Fog of deep valley
drifts away from verdant bluffs.
Small town soul revealed.
Fog of deep valley
52 south past Greg’s Meats and a spired oil refinery,
if i were a plotting baddy it would be Mount Rushmore
for symbolism and confusion of the masses.
an open highway before us: droves on phones,
and couples on parade; the rich in their luxury sedans
and country in super duty small dick specials.
dashboard view of master photography, one that could
inspire a journey home, or west, or to new horizons,
something bold and powerful like in health magazines;
in old lands, which are new and no one could care less—
it means something on instagram or facebook or twitter
but beyond it’s malarkey. but really, i usually wonder about
the next rest stop; Gatorade makes me shit and coffee
makes me piss and light nagging hangovers do wonders
for my guilt and humbleness. kids on the way, us kids.
a dog barks in the morning minus its shock collar. this escapism
from a city to a town, needing to find something in nothing,
no more labels that matter, just gathering cut wood
from neighbors who are dead and the living ones
didn’t like their beautiful red and green maple trees,
still we did. logs season enough in a year to make
smoke, to make fuel, ash, what we rode in on. washed and
cleaned and we pulled our mirrors out and met meine Schwestern
am die Ecker squealing tires, snapchated that.
and then we were off to southern homes like ma’s pasta,
like baked goods revamped, like a road less traveled
what should be traveled more. sunday mornings
waiting for the paper, fixing engines to make money.

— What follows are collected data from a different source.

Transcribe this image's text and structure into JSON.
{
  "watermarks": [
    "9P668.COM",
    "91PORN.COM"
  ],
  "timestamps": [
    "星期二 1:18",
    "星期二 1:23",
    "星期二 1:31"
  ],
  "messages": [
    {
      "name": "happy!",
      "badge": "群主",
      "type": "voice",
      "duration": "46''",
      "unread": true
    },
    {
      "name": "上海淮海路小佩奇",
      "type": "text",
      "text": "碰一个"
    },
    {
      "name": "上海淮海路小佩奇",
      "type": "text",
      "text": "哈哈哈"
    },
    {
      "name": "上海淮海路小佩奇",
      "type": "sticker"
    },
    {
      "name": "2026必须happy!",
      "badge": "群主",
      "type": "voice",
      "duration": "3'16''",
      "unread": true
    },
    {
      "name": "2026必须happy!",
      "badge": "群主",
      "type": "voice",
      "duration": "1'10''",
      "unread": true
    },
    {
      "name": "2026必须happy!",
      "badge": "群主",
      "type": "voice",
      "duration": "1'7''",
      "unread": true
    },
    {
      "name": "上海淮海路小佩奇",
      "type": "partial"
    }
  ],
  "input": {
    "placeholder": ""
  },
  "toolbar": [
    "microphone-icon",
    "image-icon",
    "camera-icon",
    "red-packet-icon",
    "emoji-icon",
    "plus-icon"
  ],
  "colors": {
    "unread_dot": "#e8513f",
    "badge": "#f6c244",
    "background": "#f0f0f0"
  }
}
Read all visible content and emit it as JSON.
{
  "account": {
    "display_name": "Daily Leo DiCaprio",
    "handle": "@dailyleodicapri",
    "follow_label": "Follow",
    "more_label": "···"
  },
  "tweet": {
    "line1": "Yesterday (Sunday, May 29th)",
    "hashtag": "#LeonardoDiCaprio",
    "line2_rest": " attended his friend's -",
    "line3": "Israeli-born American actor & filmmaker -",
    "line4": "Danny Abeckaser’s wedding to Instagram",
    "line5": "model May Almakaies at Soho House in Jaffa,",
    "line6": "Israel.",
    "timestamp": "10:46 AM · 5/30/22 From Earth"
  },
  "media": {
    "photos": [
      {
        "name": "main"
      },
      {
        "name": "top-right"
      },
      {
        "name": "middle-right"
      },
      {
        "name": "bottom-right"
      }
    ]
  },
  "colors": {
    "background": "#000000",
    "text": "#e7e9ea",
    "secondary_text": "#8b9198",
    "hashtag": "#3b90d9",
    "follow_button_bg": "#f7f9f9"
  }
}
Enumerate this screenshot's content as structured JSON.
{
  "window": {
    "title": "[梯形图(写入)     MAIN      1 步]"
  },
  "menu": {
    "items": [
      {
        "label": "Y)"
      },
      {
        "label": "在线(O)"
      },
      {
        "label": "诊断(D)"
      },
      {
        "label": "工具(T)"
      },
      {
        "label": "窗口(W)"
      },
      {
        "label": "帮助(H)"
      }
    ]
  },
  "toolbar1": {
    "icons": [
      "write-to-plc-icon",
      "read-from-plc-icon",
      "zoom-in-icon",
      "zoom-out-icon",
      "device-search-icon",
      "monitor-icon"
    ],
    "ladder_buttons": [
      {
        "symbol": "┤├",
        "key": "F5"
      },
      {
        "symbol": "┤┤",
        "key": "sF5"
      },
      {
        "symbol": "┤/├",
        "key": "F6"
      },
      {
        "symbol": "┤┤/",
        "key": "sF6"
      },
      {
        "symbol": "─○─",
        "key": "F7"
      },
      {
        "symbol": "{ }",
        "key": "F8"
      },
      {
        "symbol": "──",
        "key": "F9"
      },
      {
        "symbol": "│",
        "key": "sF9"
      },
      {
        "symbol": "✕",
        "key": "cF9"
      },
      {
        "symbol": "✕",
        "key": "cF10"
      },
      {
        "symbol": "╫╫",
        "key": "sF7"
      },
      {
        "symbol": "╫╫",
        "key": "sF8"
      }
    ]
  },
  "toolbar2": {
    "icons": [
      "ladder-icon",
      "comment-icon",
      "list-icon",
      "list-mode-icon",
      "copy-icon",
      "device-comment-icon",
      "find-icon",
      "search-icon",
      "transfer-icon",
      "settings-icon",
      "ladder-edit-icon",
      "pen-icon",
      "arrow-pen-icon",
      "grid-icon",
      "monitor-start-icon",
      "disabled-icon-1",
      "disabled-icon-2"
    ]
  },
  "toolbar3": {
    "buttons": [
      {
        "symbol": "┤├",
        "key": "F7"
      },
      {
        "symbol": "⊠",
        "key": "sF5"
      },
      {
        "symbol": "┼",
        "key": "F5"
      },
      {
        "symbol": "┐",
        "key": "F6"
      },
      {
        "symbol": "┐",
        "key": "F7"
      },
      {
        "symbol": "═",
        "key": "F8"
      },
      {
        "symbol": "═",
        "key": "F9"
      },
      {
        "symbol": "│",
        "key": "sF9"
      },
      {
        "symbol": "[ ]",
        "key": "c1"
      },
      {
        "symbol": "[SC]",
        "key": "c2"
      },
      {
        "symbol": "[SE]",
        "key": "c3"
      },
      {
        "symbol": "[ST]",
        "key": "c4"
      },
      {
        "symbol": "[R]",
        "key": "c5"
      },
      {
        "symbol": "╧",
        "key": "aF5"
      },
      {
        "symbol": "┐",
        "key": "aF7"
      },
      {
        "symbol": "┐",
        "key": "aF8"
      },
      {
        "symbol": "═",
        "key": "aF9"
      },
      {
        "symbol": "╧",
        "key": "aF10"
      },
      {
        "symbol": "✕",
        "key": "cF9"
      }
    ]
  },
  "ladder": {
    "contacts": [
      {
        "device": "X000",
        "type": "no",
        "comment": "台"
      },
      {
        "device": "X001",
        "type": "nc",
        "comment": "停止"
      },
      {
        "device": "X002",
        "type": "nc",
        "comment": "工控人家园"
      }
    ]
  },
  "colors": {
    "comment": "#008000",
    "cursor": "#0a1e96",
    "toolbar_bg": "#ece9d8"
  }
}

all is well, birds can tell, and i don’t get their songs.
in elementary school
i used to violently shake
chocolate milk cartons
until they were mixed
sweet as milk shakes.
i learned something
if you don’t like
what you get, stir things up
a bit to your liking.
i still do this activity
on occasion today,
shake, stir, twist–
just not with milk cartons,
tho i still muck with taste.
amidst trailing bluffs above oil-rainbowed waters
where a man at the bow shot arrows at gar with a bow
a boy floated into the mind of a new man dad,
focused on churning barge death dealt
coming in cool crossed wakes,
water’s spray, fish gut aroma & cracked beers,
wetting the hand and drying the mouth,
jet boat reprieve wading at Stoddard calm—
above a dam, pissing swimming pants at the back,
speaking of motorbiking to Iowa for a pack of smokes
and a gallon of water, going 110 mph: passing cars,
hiding weekend fun from a sheriff’s skiff
going so fast on by that we couldn’t tell,
back up to just below Cass Street bridge in peak heat,
the kind that grows on you in color
and only halfway through a no wake zone,
halfway wishing i was with my love,
halfway somewhere: growing old, staying awake,
sipping pina coladas, bumming cigarettes,
and spraying thick sticky suntan lotion clouds
not long after the occurrence of already changing red,
my crushed fedora & new frames sans transition lenses,
this real life escape. something like a
last-minute decision over a landline,
moments later he picked me up saying: we’re late.
On a hunch I sauntered slowly
into fresh borne south of
this driftless region driveway
thinking of a town so small
and so brilliant with newness
that dove’s coos came warmer,
more complex and calming
in cascaded light,
sparrows tangoed along eaves,
nests bulged with twigs above a door—
turning back, I’d see every bump
on simple alien surface streets,
no moving cars, no people, just…
the newspaper there, on time.
7 years as never seen before,
mixed emotions at the thought:
could the paper boy have forgot,
to the end of the cement I went,
where straight lines and nature’s debris,
where I saluted hand over
brow to shield from a blindingness,
so practiced and so readied
the veteran orb could retire happy,
here street signs and crab trees sighed,
and we’d all freeze to death just
below shouldered green hills advancing
with leathered leaves flapping
sans our wrapped Sunday Tribune,
or the will to go anywhere else.
a million people
a million excuses
only to find
in the first place
is for others
i am bad
and staying put
a pale storm cell of creamer in my cup
rolling from glass bottom straight up
a mind awakens this alarm clock blues
roused from slumber slightly amused
La Crescent, where a beautiful quaintness.
La Crescent, where a space to breathe.